As a more elaborate example, consider the case where a polygon is made using package sf:

library(sf)
p = st_polygon(list(rbind(c(0,0), c(1,0), c(1,1), c(0,0))))
p
#> POLYGON ((0 0, 1 0, 1 1, 0 0))

which prints the well-known-text form; to understand what the data structure is like, we can use

unclass(p)
#> [[1]]
#>      [,1] [,2]
#> [1,]    0    0
#> [2,]    1    0
#> [3,]    1    1
#> [4,]    0    0

21.6.2 the dim attribute

The dim attribute sets the matrix or array dimensions:

a = 1:8
class(a)
#> [1] "integer"
attr(a, "dim") = c(2,4) # or: dim(a) = c(2,4)
class(a)
#> [1] "matrix"
a
#>      [,1] [,2] [,3] [,4]
#> [1,]    1    3    5    7
#> [2,]    2    4    6    8
attr(a, "dim") = c(2,2,2) # or: dim(a) = c(2,2,2)
class(a)
#> [1] "array"
a
#> , , 1
#> 
#>      [,1] [,2]
#> [1,]    1    3
#> [2,]    2    4
#> 
#> , , 2
#> 
#>      [,1] [,2]
#> [1,]    5    7
#> [2,]    6    8

21.7 various names attributes

Named vectors carry their names in a names attribute.
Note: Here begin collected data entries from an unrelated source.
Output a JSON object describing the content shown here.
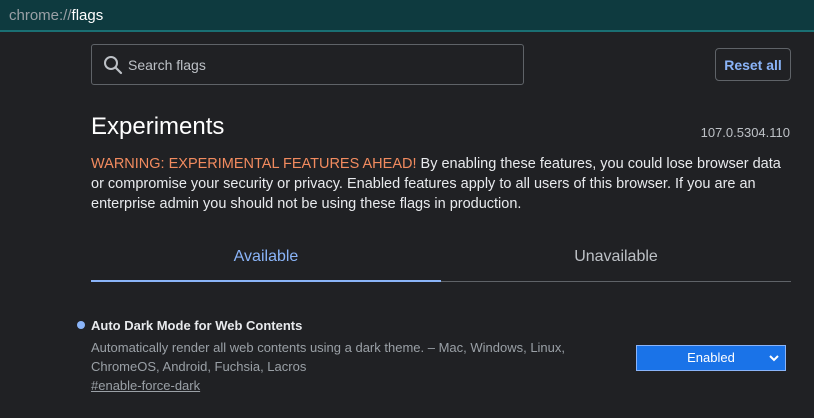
{
  "address_bar": {
    "scheme": "chrome://",
    "host": "flags"
  },
  "search": {
    "placeholder": "Search flags"
  },
  "reset_button": {
    "label": "Reset all"
  },
  "header": {
    "title": "Experiments",
    "version": "107.0.5304.110"
  },
  "warning": {
    "strong": "WARNING: EXPERIMENTAL FEATURES AHEAD!",
    "text": " By enabling these features, you could lose browser data or compromise your security or privacy. Enabled features apply to all users of this browser. If you are an enterprise admin you should not be using these flags in production."
  },
  "tabs": [
    {
      "label": "Available",
      "active": true
    },
    {
      "label": "Unavailable",
      "active": false
    }
  ],
  "flags": [
    {
      "name": "Auto Dark Mode for Web Contents",
      "description": "Automatically render all web contents using a dark theme. – Mac, Windows, Linux, ChromeOS, Android, Fuchsia, Lacros",
      "link": "#enable-force-dark",
      "selected": "Enabled"
    }
  ],
  "colors": {
    "accent": "#8ab4f8",
    "warning": "#f28b5f",
    "select_bg": "#1a73e8",
    "background": "#202124"
  }
}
We saw examples for lists above, an example for a numeric vector is:

a = c(first = 3, second = 4, last = 5)
a["second"]
#> second 
#>      4
attributes(a)
#> $names
#> [1] "first"  "second" "last"

More name attributes are e.g. dimnames of matrices or arrays:

a = matrix(1:4, 2, 2)
dimnames(a) = list(rows = c("row1", "row2"), cols = c("col1", "col2"))
a
#>       cols
#> rows   col1 col2
#>   row1    1    3
#>   row2    2    4
attributes(a)
#> $dim
#> [1] 2 2
#> 
#> $dimnames
#> $dimnames$rows
#> [1] "row1" "row2"
#> 
#> $dimnames$cols
#> [1] "col1" "col2"

Data.frame objects have rows and columns, and each have names:

df = data.frame(a = 1:3, b = c(TRUE, FALSE, TRUE))
attributes(df)
#> $names
#> [1] "a" "b"
#> 
#> $class
#> [1] "data.frame"
#> 
#> $row.names
#> [1] 1 2 3

21.8 using structure

When programming, the pattern of adding or modifying attributes before returning an object is extremely common, an example being:

f = function(x) {
   a = create_obj(x) # call some other function
   attributes(a) = list(class = "foo", meta = 33)
   a
}

The last two statements can be contracted in

f = function(x) {
   a = create_obj(x) # call some other function
   structure(a, class = "foo", meta = 33)
}

where function structure adds, replaces, or (in case of value NULL) removes attributes from the object in its first argument.

References

Wickham, Hadley. 2014a. Advanced R. CRC Press. http://adv-r.had.co.nz/.

Chambers, John. 2016. Extending R. CRC Press.